9 Responses to “Visions of the east”

  1. columnist Says:

    Thanks for the mention Emile. Yes, it is indeed the same pattern. Mine is a fragment of it, and is hand painted, and probably copied from whoever the author of this one was. I will make a link to this post.

  2. Emile de Bruijn Says:

    Your fragment could be from the same workshop that produced the Belton wallpaper, or it could be from another workshop but the same type.

    According to Gill Saunders (in her chapter on Chinese wallpaper in the book The Papered Wall, edited by Lesley Hoskins, New York, Abrams, 1994) this particular type, with human figures as well as plants and birds, evolved after 1755 out of an earlier type which had just plants and birds. In some cases the figures are larger and more dominant.

    Perhaps other readers know of further examples of this particular type? Do let us know!

  3. Emile de Bruijn Says:

    Fellow blogger Barbara of ‘It’s About Time’ has just posted some beautiful shots of the gardens at Belton in spring:

  4. Janet Says:

    The National Trust treasures are boundless! I am so enamored of scenic wallpapers, Chinese or otherwise. The paper at Belton looks to be in extraordinary condition.

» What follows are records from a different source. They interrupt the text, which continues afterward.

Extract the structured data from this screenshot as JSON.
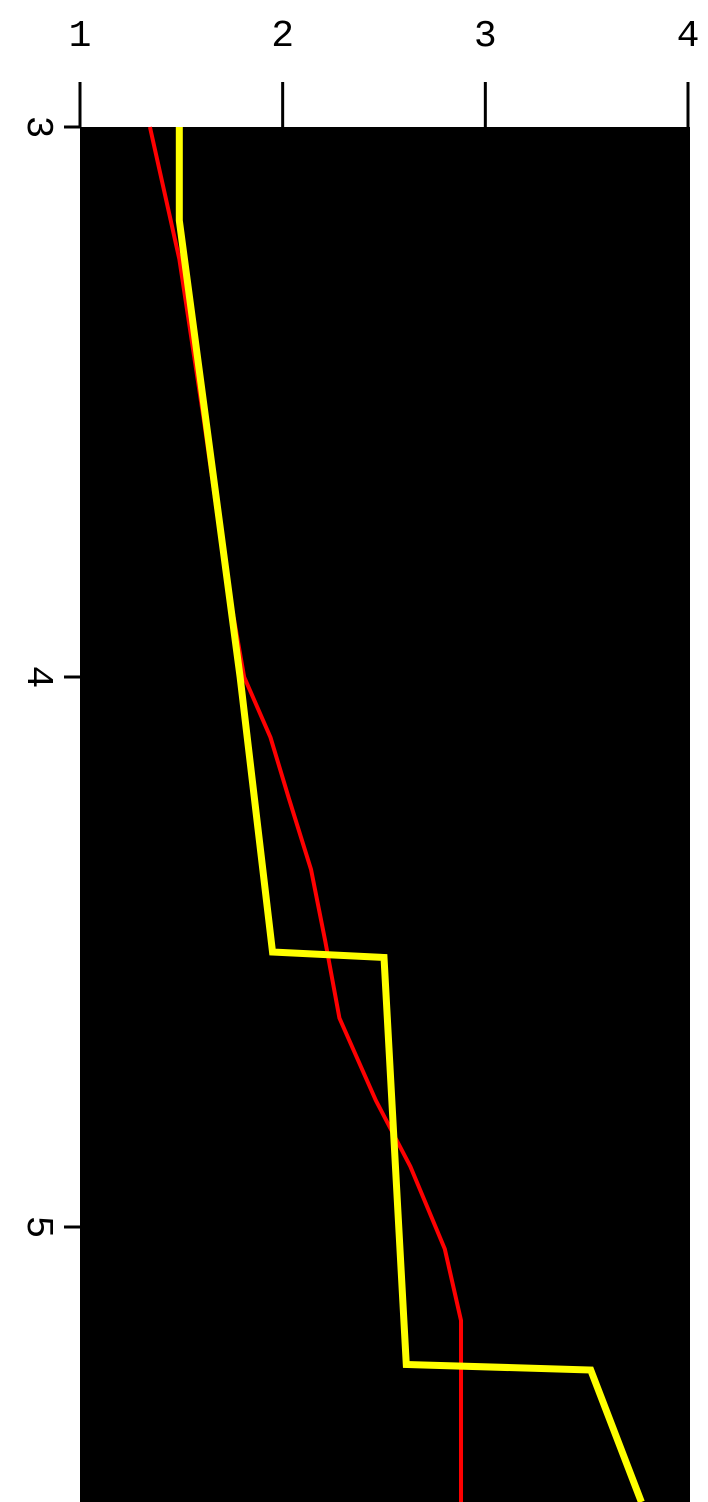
{
  "chart_data": {
    "type": "line",
    "xlim": [
      1,
      4
    ],
    "xticks": [
      1,
      2,
      3,
      4
    ],
    "ylim": [
      3,
      5.5
    ],
    "yticks": [
      3,
      4,
      5
    ],
    "y_inverted": true,
    "background": "#000000",
    "series": [
      {
        "color": "#ff0000",
        "width": 4,
        "x": [
          1.345,
          1.49,
          1.61,
          1.71,
          1.81,
          1.94,
          2.03,
          2.14,
          2.21,
          2.28,
          2.46,
          2.63,
          2.8,
          2.88,
          2.88
        ],
        "values": [
          3.0,
          3.24,
          3.53,
          3.79,
          4.0,
          4.11,
          4.22,
          4.35,
          4.48,
          4.62,
          4.77,
          4.89,
          5.04,
          5.17,
          5.5
        ]
      },
      {
        "color": "#ffff00",
        "width": 7,
        "x": [
          1.49,
          1.49,
          1.79,
          1.95,
          2.5,
          2.61,
          3.52,
          3.77
        ],
        "values": [
          3.0,
          3.17,
          4.0,
          4.5,
          4.51,
          5.25,
          5.26,
          5.5
        ]
      }
    ]
  }
}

Has it been conserved?

    And I do believe I would like to be Andrew Butler…he has a most glorious job!

  5. Emile de Bruijn Says:

    Yes the colours are still quite good, aren’t they. I will find out for you what kind of treatment it has had.

    And I will tell Andew Butler that someone is after his job 🙂

  6. Beth of Chinoiserie Chic Says:

    Lovely post. What would Chinoiserie be without hazy make-believe?

  7. Emile de Bruijn Says:

    In answer to Janet’s question, our paper conservation adviser, Andrew Bush, says that in general the condition of such wallpapers is affected by the quality of the Chinese paper supports, by the possible exposure to pollutants (e.g. sulphuric acid from gas lighting), by the housekeeping regimes applied in the past (shielding from sunlight etc.) and of course by their age. Andrew also notes that it is difficult to reverse any damage to these papers, so conservation treatment cannot really bring back any lost freshness.

  8. Emile de Bruijn Says:

    Thanks Beth – yes indeed, the joy of chinoiserie is that it allows the imagination to take flight – as you demonstrate on your own blog.

  9. Janet Says:

    Emile, thanks for following up on this. Your answer makes the paper all the more amazing.